Some more anecdotal evidence

In the spirit of all great ideas I shall create a list where this principle hold:

  • Film: Godzilla Minus One - Hear from writer, director, and VFX supervisor Takashi Yamazaki and learn more about the unique approach Shirogumi took with the visual effects. A key innovation was actually the team structure; the Director cut out layers of decision makers by giving notes direct to the artists on the same floor. But that was only possible because he is a VFX artist himself.
  • From a Quora thread on this topic:
    • Webtrends
    • Siebel Systems
    • CraigsList
    • Survey Monkey
    • Mailchimp
    • Atlassian
    • IKEA
    • Sears
    • Campaingn Monitor
    • Vizio
    • Github

  1. in the classical blues sense of The Devil 

  2. In my experience demos are always smoke and mirrors

  3. PMT 😛 or in other words: “Good, fast, cheap. Choose two.” 

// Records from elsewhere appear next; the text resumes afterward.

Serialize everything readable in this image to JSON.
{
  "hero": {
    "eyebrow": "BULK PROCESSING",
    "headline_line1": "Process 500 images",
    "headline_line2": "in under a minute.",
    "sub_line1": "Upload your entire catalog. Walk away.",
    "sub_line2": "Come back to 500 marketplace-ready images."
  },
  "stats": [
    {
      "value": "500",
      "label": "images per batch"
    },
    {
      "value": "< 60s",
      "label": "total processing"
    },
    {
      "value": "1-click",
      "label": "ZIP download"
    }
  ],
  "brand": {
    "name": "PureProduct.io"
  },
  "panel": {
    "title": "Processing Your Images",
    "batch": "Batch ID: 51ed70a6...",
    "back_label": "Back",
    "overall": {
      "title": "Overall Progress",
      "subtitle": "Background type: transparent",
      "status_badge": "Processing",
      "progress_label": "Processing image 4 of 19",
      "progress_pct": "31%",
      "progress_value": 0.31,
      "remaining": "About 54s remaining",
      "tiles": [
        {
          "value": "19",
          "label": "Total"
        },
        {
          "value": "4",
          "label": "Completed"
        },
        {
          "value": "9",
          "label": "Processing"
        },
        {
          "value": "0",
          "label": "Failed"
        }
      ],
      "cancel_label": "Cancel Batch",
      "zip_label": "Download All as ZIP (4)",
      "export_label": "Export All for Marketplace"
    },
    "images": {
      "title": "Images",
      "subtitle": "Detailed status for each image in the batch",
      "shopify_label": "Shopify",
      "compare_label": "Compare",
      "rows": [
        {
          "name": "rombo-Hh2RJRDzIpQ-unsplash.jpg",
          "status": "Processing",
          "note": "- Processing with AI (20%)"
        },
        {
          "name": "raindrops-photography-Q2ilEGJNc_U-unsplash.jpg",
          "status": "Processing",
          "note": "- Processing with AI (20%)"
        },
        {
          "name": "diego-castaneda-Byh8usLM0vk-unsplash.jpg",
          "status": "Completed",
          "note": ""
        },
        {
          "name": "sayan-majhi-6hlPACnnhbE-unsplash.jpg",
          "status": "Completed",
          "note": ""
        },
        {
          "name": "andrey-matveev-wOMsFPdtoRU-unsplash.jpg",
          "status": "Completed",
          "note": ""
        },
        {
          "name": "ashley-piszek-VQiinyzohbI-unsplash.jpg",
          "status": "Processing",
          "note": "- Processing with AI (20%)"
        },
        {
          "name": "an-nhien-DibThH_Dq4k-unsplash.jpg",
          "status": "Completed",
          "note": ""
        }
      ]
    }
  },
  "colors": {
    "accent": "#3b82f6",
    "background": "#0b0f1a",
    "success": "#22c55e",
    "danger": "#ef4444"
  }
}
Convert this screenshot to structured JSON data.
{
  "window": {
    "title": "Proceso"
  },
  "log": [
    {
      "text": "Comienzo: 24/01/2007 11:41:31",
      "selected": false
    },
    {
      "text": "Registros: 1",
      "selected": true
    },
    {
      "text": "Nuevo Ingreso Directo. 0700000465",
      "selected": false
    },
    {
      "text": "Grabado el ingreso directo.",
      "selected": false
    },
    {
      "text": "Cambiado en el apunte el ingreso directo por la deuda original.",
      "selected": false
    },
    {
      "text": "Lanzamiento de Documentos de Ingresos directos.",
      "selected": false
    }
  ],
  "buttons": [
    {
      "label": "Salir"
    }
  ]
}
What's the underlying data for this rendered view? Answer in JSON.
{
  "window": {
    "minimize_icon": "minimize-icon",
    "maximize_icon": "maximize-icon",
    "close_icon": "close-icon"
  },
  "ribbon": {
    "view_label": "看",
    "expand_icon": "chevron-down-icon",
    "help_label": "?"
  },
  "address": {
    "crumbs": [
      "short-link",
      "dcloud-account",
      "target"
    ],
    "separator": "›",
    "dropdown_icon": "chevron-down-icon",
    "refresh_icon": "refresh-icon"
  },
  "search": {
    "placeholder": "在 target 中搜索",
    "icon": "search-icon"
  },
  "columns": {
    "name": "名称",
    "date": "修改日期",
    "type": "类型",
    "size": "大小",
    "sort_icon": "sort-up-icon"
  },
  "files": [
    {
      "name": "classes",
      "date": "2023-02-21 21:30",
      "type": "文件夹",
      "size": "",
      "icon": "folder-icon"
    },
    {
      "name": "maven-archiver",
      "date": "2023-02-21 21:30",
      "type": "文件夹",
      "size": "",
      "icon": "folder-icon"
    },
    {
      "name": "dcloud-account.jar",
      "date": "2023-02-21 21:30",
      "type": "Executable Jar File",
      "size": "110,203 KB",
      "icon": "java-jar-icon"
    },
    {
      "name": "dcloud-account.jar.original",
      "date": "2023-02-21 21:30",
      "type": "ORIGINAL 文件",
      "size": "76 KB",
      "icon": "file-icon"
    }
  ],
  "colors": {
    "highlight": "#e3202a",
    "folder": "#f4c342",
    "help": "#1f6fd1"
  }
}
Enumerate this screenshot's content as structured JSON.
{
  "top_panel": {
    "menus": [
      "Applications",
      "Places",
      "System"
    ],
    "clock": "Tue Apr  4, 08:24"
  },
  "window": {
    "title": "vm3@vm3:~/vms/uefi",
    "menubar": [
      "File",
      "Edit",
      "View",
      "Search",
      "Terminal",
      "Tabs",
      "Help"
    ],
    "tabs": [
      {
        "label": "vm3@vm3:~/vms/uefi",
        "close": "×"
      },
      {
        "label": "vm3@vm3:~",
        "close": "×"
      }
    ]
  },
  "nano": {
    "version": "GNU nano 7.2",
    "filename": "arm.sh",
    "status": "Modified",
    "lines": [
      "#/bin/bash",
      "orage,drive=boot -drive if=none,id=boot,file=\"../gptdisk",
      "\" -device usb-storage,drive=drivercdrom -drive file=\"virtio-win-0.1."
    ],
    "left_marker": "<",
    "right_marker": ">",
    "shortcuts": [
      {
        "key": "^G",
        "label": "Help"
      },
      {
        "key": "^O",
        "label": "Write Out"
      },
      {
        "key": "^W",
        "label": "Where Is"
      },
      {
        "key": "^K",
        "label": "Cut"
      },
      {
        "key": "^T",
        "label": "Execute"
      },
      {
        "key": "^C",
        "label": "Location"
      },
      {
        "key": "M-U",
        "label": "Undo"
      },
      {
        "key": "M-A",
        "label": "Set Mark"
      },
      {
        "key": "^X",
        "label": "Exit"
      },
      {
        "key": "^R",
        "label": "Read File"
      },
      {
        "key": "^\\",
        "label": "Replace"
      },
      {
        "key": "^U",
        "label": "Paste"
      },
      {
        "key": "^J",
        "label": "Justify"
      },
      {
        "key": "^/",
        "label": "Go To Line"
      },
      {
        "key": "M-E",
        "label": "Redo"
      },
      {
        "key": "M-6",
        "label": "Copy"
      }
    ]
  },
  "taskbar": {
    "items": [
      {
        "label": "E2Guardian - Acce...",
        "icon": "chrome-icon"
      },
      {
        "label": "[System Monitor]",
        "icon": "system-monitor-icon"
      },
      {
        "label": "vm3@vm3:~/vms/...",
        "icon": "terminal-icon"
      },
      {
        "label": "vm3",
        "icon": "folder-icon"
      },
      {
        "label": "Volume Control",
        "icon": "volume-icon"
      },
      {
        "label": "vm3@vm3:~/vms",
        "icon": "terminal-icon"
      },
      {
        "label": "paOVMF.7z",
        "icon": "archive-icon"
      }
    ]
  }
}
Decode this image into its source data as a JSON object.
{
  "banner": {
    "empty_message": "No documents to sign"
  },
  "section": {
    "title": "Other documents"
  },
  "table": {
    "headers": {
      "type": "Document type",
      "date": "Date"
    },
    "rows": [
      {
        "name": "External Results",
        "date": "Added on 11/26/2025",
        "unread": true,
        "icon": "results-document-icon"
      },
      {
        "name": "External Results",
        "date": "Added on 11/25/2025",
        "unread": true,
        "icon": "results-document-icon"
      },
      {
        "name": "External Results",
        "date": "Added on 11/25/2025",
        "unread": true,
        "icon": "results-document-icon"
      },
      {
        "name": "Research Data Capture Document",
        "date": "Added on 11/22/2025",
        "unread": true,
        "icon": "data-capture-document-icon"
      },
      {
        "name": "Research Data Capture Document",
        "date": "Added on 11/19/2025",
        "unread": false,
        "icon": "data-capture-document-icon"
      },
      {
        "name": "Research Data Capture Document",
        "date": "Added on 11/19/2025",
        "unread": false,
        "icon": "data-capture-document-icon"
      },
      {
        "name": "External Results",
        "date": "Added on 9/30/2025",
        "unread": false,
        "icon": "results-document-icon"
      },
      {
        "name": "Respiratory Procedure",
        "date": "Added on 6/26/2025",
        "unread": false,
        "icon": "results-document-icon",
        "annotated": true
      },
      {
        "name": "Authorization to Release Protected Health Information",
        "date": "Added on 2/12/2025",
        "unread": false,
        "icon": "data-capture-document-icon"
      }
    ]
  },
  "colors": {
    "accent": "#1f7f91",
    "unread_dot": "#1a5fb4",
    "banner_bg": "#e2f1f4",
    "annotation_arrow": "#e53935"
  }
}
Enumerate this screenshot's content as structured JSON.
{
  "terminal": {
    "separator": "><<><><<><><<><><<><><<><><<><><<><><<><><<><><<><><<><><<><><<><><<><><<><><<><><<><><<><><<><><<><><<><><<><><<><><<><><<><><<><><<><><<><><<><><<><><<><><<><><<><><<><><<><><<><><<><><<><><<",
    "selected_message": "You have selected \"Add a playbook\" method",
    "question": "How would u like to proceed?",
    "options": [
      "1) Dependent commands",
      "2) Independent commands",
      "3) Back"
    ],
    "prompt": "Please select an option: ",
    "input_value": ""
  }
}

  4. Weirdly I haven’t been able to find stats on companies success rates after their IPOs? Funlly enough VCs don’t publish those stats. TODO: ask around about this… 

  5. Minimum Viable Product” is a version of a product with just enough features to be usable by early customers who can then provide feedback for future product development.” 

  6. Cory also has Kickstarting a book to end enshittification, because Amazon will not carry it which I got from this HN post 

  7. Shortcut Learning in Deep Neural Networks, 2020, Robert Geirhos et. al.